Ni Bauman ni Byung Chul-Han desmenuzaron el lazo entre Gallardo y River, ese lazo que dibuja una porción de la existencia que les quedó afuera de sus análisis.

Y quizás parte del secreto de ese lazo resida, precisamente, en lo que habita afuera del mundo que observan y que piensan Bauman y Byung Chul-Han.

El fútbol sincroniza con el panorama de fugacidades, de inconsistencias y, sobre todo, de consumos que ambos filósofos retratan. Pero cobija, además, casi lo contrario. En la época en la que nada dura y en la que dentro del propio fútbol muchísimas cuestiones no duran, el fútbol emerge como la posibilidad de algo estable, algo que persiste, algo que ni se diluye ni se rompe ni se sustituye. Quienes son de River (como quienes son de otro club) efectivamente son eso, son siempre eso, son eso en las buenas y en las malas, son eso en la bronca y en el alivio, en la fiesta y en la tristeza. Son eso porque, en el universo en el que muchísimo se deshace, esa es una identidad consecutiva. Y Gallardo, a diferencia de una mayoría inmensa de protagonistas meritorios de la cancha, se transformó en esa identidad. Con mucha más conmoción y con mucha más precisión, hinchas a montones lo reiteran en este instante y lo repetirán rumbo a todos los porvenires: "Gallardo es River".
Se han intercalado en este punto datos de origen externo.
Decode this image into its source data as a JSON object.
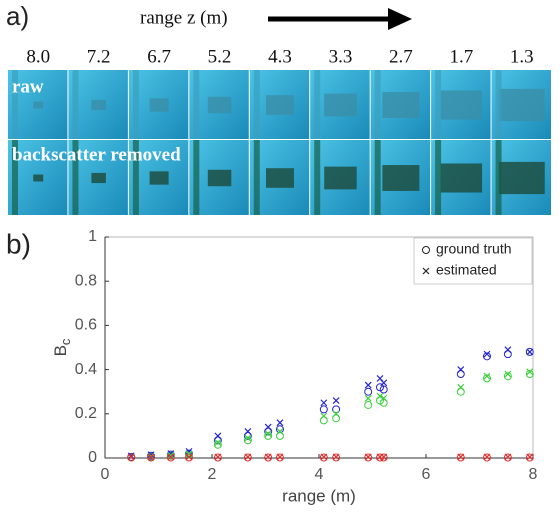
{
  "panel_a": {
    "label": "a)",
    "axis_label": "range z (m)",
    "ranges": [
      "8.0",
      "7.2",
      "6.7",
      "5.2",
      "4.3",
      "3.3",
      "2.7",
      "1.7",
      "1.3"
    ],
    "row_labels": [
      "raw",
      "backscatter removed"
    ]
  },
  "chart_data": {
    "type": "scatter",
    "panel_label": "b)",
    "xlabel": "range (m)",
    "ylabel": "B",
    "ylabel_sub": "c",
    "xlim": [
      0,
      8
    ],
    "xticks": [
      0,
      2,
      4,
      6,
      8
    ],
    "ylim": [
      0,
      1
    ],
    "yticks": [
      0,
      0.2,
      0.4,
      0.6,
      0.8,
      1
    ],
    "x": [
      0.49,
      0.86,
      1.23,
      1.57,
      2.11,
      2.67,
      3.05,
      3.27,
      4.09,
      4.32,
      4.92,
      5.14,
      5.21,
      6.65,
      7.14,
      7.53,
      7.94
    ],
    "legend_position": "upper right",
    "series": [
      {
        "name": "ground truth",
        "marker": "circle",
        "color": "#222222",
        "channels": [
          {
            "color": "#2424d4",
            "values": [
              0.005,
              0.01,
              0.015,
              0.02,
              0.08,
              0.1,
              0.12,
              0.13,
              0.22,
              0.22,
              0.3,
              0.32,
              0.31,
              0.38,
              0.46,
              0.47,
              0.48
            ]
          },
          {
            "color": "#3ccf3c",
            "values": [
              0.003,
              0.005,
              0.01,
              0.015,
              0.06,
              0.08,
              0.1,
              0.1,
              0.17,
              0.18,
              0.24,
              0.26,
              0.25,
              0.3,
              0.36,
              0.37,
              0.38
            ]
          },
          {
            "color": "#e03030",
            "values": [
              0.002,
              0.002,
              0.002,
              0.002,
              0.002,
              0.002,
              0.002,
              0.002,
              0.002,
              0.002,
              0.002,
              0.002,
              0.002,
              0.002,
              0.002,
              0.002,
              0.002
            ]
          }
        ]
      },
      {
        "name": "estimated",
        "marker": "x",
        "color": "#222222",
        "channels": [
          {
            "color": "#2424d4",
            "values": [
              0.01,
              0.015,
              0.02,
              0.03,
              0.1,
              0.12,
              0.14,
              0.16,
              0.25,
              0.26,
              0.33,
              0.36,
              0.34,
              0.4,
              0.47,
              0.49,
              0.48
            ]
          },
          {
            "color": "#3ccf3c",
            "values": [
              0.005,
              0.008,
              0.012,
              0.018,
              0.07,
              0.09,
              0.11,
              0.12,
              0.19,
              0.2,
              0.27,
              0.28,
              0.27,
              0.32,
              0.37,
              0.38,
              0.39
            ]
          },
          {
            "color": "#e03030",
            "values": [
              0.005,
              0.005,
              0.005,
              0.005,
              0.005,
              0.005,
              0.005,
              0.005,
              0.005,
              0.005,
              0.005,
              0.005,
              0.005,
              0.005,
              0.005,
              0.005,
              0.005
            ]
          }
        ]
      }
    ]
  }
}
"Gallardo es River", al extremo que gentes múltiples que no son ni devotos de Gallardo ni simpatizantes de River coincidirán en que eso es tal cual.
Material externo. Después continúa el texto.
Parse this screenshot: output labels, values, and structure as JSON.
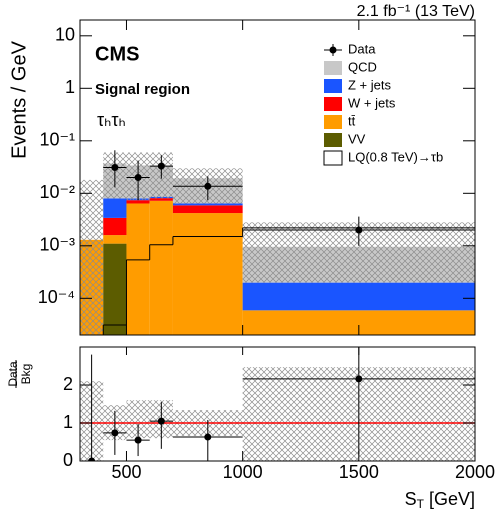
{
  "chart_data": [
    {
      "type": "histogram",
      "stacked": true,
      "log_y": true,
      "lumi": "2.1 fb⁻¹ (13 TeV)",
      "experiment": "CMS",
      "region": "Signal region",
      "channel": "τₕτₕ",
      "y_label": "Events / GeV",
      "bins": [
        300,
        400,
        500,
        600,
        700,
        1000,
        2000
      ],
      "xlim": [
        300,
        2000
      ],
      "xticks": [
        500,
        1000,
        1500,
        2000
      ],
      "ylim": [
        2e-05,
        20
      ],
      "yticks": [
        {
          "value": 0.0001,
          "label": "10⁻⁴"
        },
        {
          "value": 0.001,
          "label": "10⁻³"
        },
        {
          "value": 0.01,
          "label": "10⁻²"
        },
        {
          "value": 0.1,
          "label": "10⁻¹"
        },
        1,
        10
      ],
      "series": [
        {
          "name": "VV",
          "color": "#5c5c00",
          "values": [
            0,
            0.0011,
            0,
            0,
            0,
            0
          ]
        },
        {
          "name": "tt̄",
          "color": "#ff9c00",
          "values": [
            0.0013,
            0.0005,
            0.0064,
            0.0072,
            0.0042,
            5.9e-05
          ]
        },
        {
          "name": "W + jets",
          "color": "#ff0000",
          "values": [
            0,
            0.0018,
            0.001,
            0.0009,
            0.0017,
            0
          ]
        },
        {
          "name": "Z + jets",
          "color": "#1a55ff",
          "values": [
            0,
            0.0046,
            0.0006,
            0.0005,
            0.0005,
            0.00014
          ]
        },
        {
          "name": "QCD",
          "color": "#c8c8c8",
          "values": [
            0,
            0.029,
            0.026,
            0.025,
            0.0129,
            0.00076
          ]
        }
      ],
      "legend_order": [
        4,
        3,
        2,
        1,
        0
      ],
      "band_low": [
        2e-05,
        0.008,
        0.0074,
        0.008,
        0.0064,
        0.0002
      ],
      "band_high": [
        0.018,
        0.06,
        0.06,
        0.06,
        0.03,
        0.0028
      ],
      "signal": {
        "name": "LQ(0.8 TeV)→τb",
        "color": "#000000",
        "values": [
          null,
          3.1e-05,
          0.00054,
          0.00105,
          0.0015,
          0.0022
        ]
      },
      "data": {
        "name": "Data",
        "color": "#000000",
        "x": [
          450,
          550,
          650,
          850,
          1500
        ],
        "values": [
          0.031,
          0.02,
          0.033,
          0.0136,
          0.002
        ],
        "yerr_low": [
          0.018,
          0.0126,
          0.014,
          0.0062,
          0.001
        ],
        "yerr_high": [
          0.035,
          0.022,
          0.02,
          0.0074,
          0.0016
        ]
      }
    },
    {
      "type": "ratio",
      "y_label_num": "Data",
      "y_label_den": "Bkg",
      "x_label_main": "S",
      "x_label_sub": "T",
      "x_label_unit": "[GeV]",
      "bins": [
        300,
        400,
        500,
        600,
        700,
        1000,
        2000
      ],
      "xlim": [
        300,
        2000
      ],
      "xticks": [
        500,
        1000,
        1500,
        2000
      ],
      "ylim": [
        0,
        3
      ],
      "yticks": [
        0,
        1,
        2
      ],
      "reference_line": 1,
      "band_low": [
        0,
        0.55,
        0.6,
        0.6,
        0.66,
        0
      ],
      "band_high": [
        2.1,
        1.47,
        1.6,
        1.6,
        1.34,
        2.47
      ],
      "data": {
        "x": [
          350,
          450,
          550,
          650,
          850,
          1500
        ],
        "values": [
          0,
          0.74,
          0.55,
          1.05,
          0.63,
          2.16
        ],
        "yerr_low": [
          0,
          0.58,
          0.42,
          0.73,
          0.63,
          1.98
        ],
        "yerr_high": [
          2.8,
          0.58,
          0.42,
          0.5,
          0.45,
          0.84
        ]
      }
    }
  ]
}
Pibe modelado en los cimientos del club, jugador de brillo en la Primera, entrenador consumado, proclamador mesurado pero constante de su pertenencia a los colores, rechazador de ofrecimientos laborales que cualquiera que esté absorbido por la "normalidad" hubiera entendido que aceptara, muy de River en la visibilidad de la cumbre, muy de River cuando las cumbres se escondían, ídolo estable a pesar de ejercer el más inestable de los empleos del fútbol, nadador curtido para avanzar en las aguas que gobiernan la actualidad del fútbol (migración acelerada de jugadores, capacidad también acelerada de los rivales para picarle el boleto, conducta aún más acelerada de los mercaderes de la pelota para tratar de hacer base), vencedor de copas y de campeonatos pero nunca sólo un vencedor, una referencia sólida en una realidad hecha de arenas movedizas: Gallardo es River y Gallardo es Gallardo por la suma de esas y de más razones.

La fórmula para que todo eso sucediera es muy suya. "La identidad no se busca, se trasciende. Vos fluís y ahí aparece la identidad sola", deslizó en alguna entrevista Federico Moura, talento de más que la música. Da la sensación de que, después de haber regado un jardín que miles perciben como un paraíso y con la certeza de haberle ganado a una época, Gallardo podría cantar esa hermosa sentencia con él.